МОИ ВОСПОМИНАНИЯ О ВИЛЬГЕЛЬМЕ II — 1879–1903 В разное время после моего ухода из посольства в Берлине разные друзья говорили мне: «Почему бы вам не рассказать что-нибудь определенное о германском императоре?» И когда я ссылался на всевозможные трудности и возражения, некоторые из моих советчиков напоминали об отличных прецедентах, как американских, так и зарубежных, а другие цитировали изречение: «Человек, который мне не нравится, — это человек, которого я не знаю».

Последний довод имеет для меня определенную силу. Значительная доля неприязни между Соединенными Штатами и Германией коренилась в недопонимании; и поскольку одной из моих заветных целей со студенческих лет было более тесное нравственное и интеллектуальное сближение между двумя странами, возможно, есть основания пролить на эти недоразумения свет моего собственного опыта.

Мои первые воспоминания о нынешнем императоре относятся к началу моего пребывания в должности посланника и полномочного министра в Берлине в 1879 году. После официальных представлений императору и императрице того времени в положенном порядке состоялись представления кронпринцу и кронпринцессе, и по дороге к ним мне в руки попала газетная заметка об открытии памятника выдающемуся художнику Корнелиусу в Дюссельдорфе, где главным действующим лицом был молодой принц Вильгельм, бывший тогда студентом в Бонне. Его речь была приведена довольно подробно, и она произвела на меня впечатление. В ней чувствовалась некоторая подлинность убеждений и устремлений, которая казалась мне столь радикально отличной от дежурных высказываний, обычных для таких случаев, что по окончании официальной беседы с его родителями я упомянул об этом. Их реакция тронула меня. На лице отца сразу же появилась добрая улыбка, а в глазах матери — радостный блеск: было приятно слышать, как она, выказывая удовлетворение и гордость, говорила о своем беспокойстве до того, как пришли хорошие новости, и о трудностях, стоявших перед ее сыном во время его первого публичного выступления на столь важном мероприятии; не менее приятно было отметить счастливое согласие отца: во всем этом проявилось откровение простых семейных чувств и здоровых семейных узов, которые явно указывали на нечто иное, нежели отношения в иных королевских домах, описываемые придворными летописцами.

Вскоре молодой принц появился на некоторых придворных торжествах, и у меня была масса возможностей понаблюдать за ним.

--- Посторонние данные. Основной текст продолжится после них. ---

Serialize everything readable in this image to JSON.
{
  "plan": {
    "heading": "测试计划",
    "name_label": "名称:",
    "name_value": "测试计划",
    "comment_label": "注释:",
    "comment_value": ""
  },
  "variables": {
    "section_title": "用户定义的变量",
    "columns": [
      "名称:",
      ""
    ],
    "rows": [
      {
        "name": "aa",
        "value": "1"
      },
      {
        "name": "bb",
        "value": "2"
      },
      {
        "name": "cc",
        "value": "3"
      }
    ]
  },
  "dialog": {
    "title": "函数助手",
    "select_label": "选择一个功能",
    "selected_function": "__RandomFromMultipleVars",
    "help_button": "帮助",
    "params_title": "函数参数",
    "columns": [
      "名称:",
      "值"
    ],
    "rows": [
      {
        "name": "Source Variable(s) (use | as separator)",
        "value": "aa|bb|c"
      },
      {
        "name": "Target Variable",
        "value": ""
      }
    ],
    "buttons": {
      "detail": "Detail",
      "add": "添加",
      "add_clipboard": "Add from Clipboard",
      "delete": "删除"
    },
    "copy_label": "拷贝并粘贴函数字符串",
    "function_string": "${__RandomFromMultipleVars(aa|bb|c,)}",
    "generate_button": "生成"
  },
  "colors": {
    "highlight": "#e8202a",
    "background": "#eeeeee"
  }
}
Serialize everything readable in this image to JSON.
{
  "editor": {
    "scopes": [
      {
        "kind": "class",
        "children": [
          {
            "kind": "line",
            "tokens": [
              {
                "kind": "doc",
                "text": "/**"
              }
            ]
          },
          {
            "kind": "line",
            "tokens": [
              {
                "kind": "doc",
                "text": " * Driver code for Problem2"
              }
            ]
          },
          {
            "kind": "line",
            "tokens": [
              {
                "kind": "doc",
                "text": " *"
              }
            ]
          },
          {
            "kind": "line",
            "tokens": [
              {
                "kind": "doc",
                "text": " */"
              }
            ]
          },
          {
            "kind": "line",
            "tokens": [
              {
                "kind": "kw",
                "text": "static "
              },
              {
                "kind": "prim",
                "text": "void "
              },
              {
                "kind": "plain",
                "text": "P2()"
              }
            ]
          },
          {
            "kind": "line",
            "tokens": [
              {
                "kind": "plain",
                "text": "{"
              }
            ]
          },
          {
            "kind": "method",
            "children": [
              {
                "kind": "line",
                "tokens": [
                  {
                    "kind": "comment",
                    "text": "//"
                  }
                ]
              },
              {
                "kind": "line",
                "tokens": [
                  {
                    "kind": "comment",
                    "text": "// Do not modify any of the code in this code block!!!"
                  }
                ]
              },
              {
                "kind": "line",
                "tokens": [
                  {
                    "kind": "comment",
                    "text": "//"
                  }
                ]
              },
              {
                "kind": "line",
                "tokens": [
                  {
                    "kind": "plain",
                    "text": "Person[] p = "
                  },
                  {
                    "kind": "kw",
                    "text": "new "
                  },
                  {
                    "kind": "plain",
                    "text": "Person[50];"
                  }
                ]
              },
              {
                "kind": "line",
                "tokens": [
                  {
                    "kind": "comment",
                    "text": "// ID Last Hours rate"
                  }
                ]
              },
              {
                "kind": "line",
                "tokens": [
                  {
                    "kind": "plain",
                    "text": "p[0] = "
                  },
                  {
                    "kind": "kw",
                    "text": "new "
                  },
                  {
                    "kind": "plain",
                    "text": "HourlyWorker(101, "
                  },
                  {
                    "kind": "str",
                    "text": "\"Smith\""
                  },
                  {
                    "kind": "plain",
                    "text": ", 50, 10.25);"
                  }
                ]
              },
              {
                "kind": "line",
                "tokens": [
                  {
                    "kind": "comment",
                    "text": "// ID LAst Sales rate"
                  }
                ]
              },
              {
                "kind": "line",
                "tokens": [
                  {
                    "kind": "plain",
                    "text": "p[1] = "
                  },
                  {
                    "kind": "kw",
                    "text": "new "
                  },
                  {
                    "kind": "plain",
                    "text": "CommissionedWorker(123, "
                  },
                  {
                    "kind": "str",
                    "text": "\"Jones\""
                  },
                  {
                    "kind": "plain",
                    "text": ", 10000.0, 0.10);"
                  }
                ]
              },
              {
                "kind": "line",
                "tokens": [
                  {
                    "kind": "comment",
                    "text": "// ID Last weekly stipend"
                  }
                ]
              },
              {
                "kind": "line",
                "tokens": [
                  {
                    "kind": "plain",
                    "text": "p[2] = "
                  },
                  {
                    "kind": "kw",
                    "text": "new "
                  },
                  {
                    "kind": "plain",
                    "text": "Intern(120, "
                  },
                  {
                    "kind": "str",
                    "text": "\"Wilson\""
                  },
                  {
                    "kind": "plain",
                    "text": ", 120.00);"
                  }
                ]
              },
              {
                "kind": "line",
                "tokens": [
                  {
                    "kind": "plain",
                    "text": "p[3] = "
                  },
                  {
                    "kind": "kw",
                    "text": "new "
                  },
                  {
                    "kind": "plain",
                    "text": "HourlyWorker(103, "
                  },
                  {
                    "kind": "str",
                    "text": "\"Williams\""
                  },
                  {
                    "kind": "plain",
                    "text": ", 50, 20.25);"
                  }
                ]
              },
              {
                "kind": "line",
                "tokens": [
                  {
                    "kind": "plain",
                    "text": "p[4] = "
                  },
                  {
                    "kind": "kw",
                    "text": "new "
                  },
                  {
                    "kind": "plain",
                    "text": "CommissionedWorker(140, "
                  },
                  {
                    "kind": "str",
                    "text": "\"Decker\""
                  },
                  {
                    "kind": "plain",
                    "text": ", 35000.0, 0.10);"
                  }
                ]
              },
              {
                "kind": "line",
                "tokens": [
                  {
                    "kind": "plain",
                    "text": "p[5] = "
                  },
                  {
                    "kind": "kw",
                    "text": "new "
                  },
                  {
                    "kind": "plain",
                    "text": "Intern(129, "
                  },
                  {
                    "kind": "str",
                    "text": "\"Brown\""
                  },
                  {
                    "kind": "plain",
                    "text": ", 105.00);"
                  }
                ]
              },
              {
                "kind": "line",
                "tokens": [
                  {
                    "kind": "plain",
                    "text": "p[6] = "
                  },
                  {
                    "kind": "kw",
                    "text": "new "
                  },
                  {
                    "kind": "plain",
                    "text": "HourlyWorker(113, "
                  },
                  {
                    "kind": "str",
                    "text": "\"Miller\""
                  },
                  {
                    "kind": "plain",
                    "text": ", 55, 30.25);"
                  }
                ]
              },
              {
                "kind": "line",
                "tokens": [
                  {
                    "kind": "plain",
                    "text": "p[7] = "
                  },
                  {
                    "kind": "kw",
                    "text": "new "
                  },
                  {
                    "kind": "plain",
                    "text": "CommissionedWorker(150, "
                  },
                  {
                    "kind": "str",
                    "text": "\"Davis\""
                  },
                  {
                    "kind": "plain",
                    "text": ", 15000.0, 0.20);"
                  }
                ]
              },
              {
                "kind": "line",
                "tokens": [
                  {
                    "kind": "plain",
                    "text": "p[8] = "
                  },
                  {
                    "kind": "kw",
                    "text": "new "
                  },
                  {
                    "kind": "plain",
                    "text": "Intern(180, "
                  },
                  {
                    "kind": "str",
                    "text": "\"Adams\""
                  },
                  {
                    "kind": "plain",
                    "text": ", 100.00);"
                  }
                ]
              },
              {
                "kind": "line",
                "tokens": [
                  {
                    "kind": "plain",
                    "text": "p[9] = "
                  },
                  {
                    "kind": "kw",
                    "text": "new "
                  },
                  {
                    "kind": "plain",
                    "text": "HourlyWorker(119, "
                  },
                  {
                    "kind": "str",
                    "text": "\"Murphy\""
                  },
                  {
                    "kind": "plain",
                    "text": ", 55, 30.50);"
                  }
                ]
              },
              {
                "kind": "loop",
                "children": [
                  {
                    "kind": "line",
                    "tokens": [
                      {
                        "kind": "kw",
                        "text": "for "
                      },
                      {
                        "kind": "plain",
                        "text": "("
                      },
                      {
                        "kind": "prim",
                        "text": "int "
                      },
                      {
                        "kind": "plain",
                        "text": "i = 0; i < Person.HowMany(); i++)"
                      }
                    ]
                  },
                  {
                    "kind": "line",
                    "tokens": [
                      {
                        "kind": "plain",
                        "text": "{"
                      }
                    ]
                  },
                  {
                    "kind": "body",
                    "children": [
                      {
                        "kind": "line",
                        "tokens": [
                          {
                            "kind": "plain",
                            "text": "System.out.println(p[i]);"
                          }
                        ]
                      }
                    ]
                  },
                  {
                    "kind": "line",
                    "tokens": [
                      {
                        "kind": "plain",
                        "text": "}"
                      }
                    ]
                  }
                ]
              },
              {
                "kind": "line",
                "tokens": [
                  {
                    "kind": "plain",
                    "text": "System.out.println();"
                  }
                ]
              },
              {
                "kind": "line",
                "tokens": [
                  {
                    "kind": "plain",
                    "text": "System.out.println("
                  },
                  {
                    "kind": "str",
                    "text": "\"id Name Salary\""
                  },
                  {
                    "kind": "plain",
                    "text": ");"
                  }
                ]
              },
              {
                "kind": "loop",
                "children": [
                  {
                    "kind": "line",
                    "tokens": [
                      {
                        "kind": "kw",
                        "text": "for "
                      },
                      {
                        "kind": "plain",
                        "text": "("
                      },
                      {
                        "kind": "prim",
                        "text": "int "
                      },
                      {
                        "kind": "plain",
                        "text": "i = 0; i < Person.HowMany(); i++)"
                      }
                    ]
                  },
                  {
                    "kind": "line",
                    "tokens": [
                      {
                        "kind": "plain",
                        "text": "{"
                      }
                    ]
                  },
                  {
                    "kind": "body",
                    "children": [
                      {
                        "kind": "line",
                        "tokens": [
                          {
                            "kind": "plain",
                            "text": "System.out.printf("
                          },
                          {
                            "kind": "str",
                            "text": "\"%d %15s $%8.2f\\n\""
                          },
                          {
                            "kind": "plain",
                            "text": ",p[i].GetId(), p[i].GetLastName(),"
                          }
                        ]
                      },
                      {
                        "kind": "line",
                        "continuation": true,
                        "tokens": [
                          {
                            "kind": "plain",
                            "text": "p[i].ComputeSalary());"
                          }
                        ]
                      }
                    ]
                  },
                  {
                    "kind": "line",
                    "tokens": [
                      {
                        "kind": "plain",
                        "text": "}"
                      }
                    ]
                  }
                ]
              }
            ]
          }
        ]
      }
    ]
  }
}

Он казался живым, с определенной избыточностью манер при встрече с друзьями, что не лишало его обаяния; однако бросалось в глаза, что его сердечные приветствия отнюдь не ограничивались мужчинами и женщинами его возраста; он был почтителен со стариками, а это всегда добрый знак; нетрудно было заметить и то, что, хотя он особо искал общения с ветеранами Франко-прусской войны, он старался выказать уважение людям, выдающимся в науке, литературе и искусстве. В нем чувствовалась здоровая, крепкая жизненная сила, вполне подобающая молодому человеку его положения и перспектив: он сильно отличался от наследника престола в другой стране, за которым мне доводилось наблюдать на подобных мероприятиях и который казался безразличным ко всему человеческому роду.

Нанося обычные визиты в берлинском обществе, я обнаружил, что люди, способные судить объективно, придерживаются высокого мнения о его способностях; нередки были и пророчества о том, что этот молодой человек со временем действительно чего-то добьется.

Моя первая возможность побеседовать с ним представилась на его свадьбе, когда он и его новобрачная дали специальный прием для дипломатического корпуса. Он довольно подробно рассуждал на американские темы — о железных дорогах, пароходах, общественных работах, об американцах, с которыми он встречался, и о том, что ему больше всего хотелось бы увидеть по ту сторону океана; в целом он производил впечатление человека широких взглядов, живого, с быстрым чувством юмора и в то же время со скрытой за всем этим твердостью суждений.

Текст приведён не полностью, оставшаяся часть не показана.